Set sane TTLs. Default 1 to 24 hours for stable records. 60 to 300 seconds for actively-managed records (failover, deploys). Lower briefly before planned changes.

Enable DNSSEC where the upside justifies the operational complexity. High-value domains, financial services, government.

Have a runbook for DNS emergencies. "What do I do if our DNS provider is down?" "What do I do if our domain is hijacked?" Both are rare and high-stakes; you don't want to be googling at 3 AM.

Tools You'll Use

dig: the swiss army knife. dig example.com A, dig example.com MX, dig +trace example.com shows the full recursion.
nslookup: older, simpler, on every system.
host: simpler still. host example.com.
kdig: like dig but with DoH/DoT/DoQ support.
whatsmydns.net: web tool. Shows current A/AAAA/MX/etc. across resolvers worldwide.
dnsviz.net: visualizes the DNSSEC chain. Helps debug DNSSEC issues.
mxtoolbox: general-purpose web-based DNS troubleshooting.

Edge Cases and Gotchas

Apex CNAMEs are illegal. You cannot have example.com CNAME some-cdn.example.net. RFC says no. Workarounds: ALIAS/ANAME records (provider-specific), flattening at the edge (Cloudflare), or using A records pointing directly at IPs.

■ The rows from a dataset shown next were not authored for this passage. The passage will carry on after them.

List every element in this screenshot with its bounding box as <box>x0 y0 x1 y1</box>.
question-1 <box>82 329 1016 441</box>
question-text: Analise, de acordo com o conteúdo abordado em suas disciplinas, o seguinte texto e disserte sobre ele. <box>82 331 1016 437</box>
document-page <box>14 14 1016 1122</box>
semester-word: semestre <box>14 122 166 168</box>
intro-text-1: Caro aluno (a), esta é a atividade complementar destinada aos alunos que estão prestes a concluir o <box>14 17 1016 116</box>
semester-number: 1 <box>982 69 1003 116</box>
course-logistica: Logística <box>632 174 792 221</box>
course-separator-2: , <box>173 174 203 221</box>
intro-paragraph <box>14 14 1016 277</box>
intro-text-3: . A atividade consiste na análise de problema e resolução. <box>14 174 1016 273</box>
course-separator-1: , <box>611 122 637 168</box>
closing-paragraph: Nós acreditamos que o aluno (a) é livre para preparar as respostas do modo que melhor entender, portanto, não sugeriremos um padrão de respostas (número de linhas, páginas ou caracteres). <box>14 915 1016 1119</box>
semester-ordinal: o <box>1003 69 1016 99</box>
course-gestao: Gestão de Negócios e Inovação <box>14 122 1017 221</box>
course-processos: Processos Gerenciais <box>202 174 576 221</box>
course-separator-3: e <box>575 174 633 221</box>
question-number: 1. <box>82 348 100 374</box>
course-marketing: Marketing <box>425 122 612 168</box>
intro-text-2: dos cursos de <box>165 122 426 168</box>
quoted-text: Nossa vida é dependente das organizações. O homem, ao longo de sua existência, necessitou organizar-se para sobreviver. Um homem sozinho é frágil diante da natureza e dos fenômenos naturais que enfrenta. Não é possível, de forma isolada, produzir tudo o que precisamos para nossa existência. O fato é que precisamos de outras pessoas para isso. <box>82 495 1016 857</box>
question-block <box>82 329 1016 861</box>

Stale negative caches. Misspelled subdomains can be cached as NXDOMAIN. Your real fix waits for the negative TTL.

Resolver behavior varies. Some resolvers ignore TTLs (cap at their own minimum). Some return SERVFAIL for unsigned domains if DNSSEC is configured wrong upstream.

Browser DNS prefetch. Browsers preemptively resolve names found in HTML. Sometimes unexpected requests hit your nameservers.

Local hosts files. /etc/hosts on Linux/macOS, C:\Windows\System32\drivers\etc\hosts on Windows. Overrides DNS. Useful for testing. Sometimes a forgotten entry there is the bug.

Search domains. Some networks configure search domains so foo is auto-completed to foo.corp.example.com. Surprising when it kicks in unexpectedly.

VPN DNS leaks. Connected to a VPN but DNS still uses the local resolver. Can be a privacy issue or a routing oddity.

The One Thing to Remember

DNS looks simple from the outside ("turn name into IP") but is actually a globally distributed cache hierarchy with delegation, TTLs, multiple record types, and lots of failure modes. Most "is the site down?" questions are actually DNS questions in disguise. Master the hierarchy (root, TLD, authoritative), the resolution flow, the TTL knob, and the common record types, and you'll diagnose 80% of internet weirdness faster than the average engineer. Treat your DNS provider, registrar account, and TTL settings as production-critical infrastructure, because they are.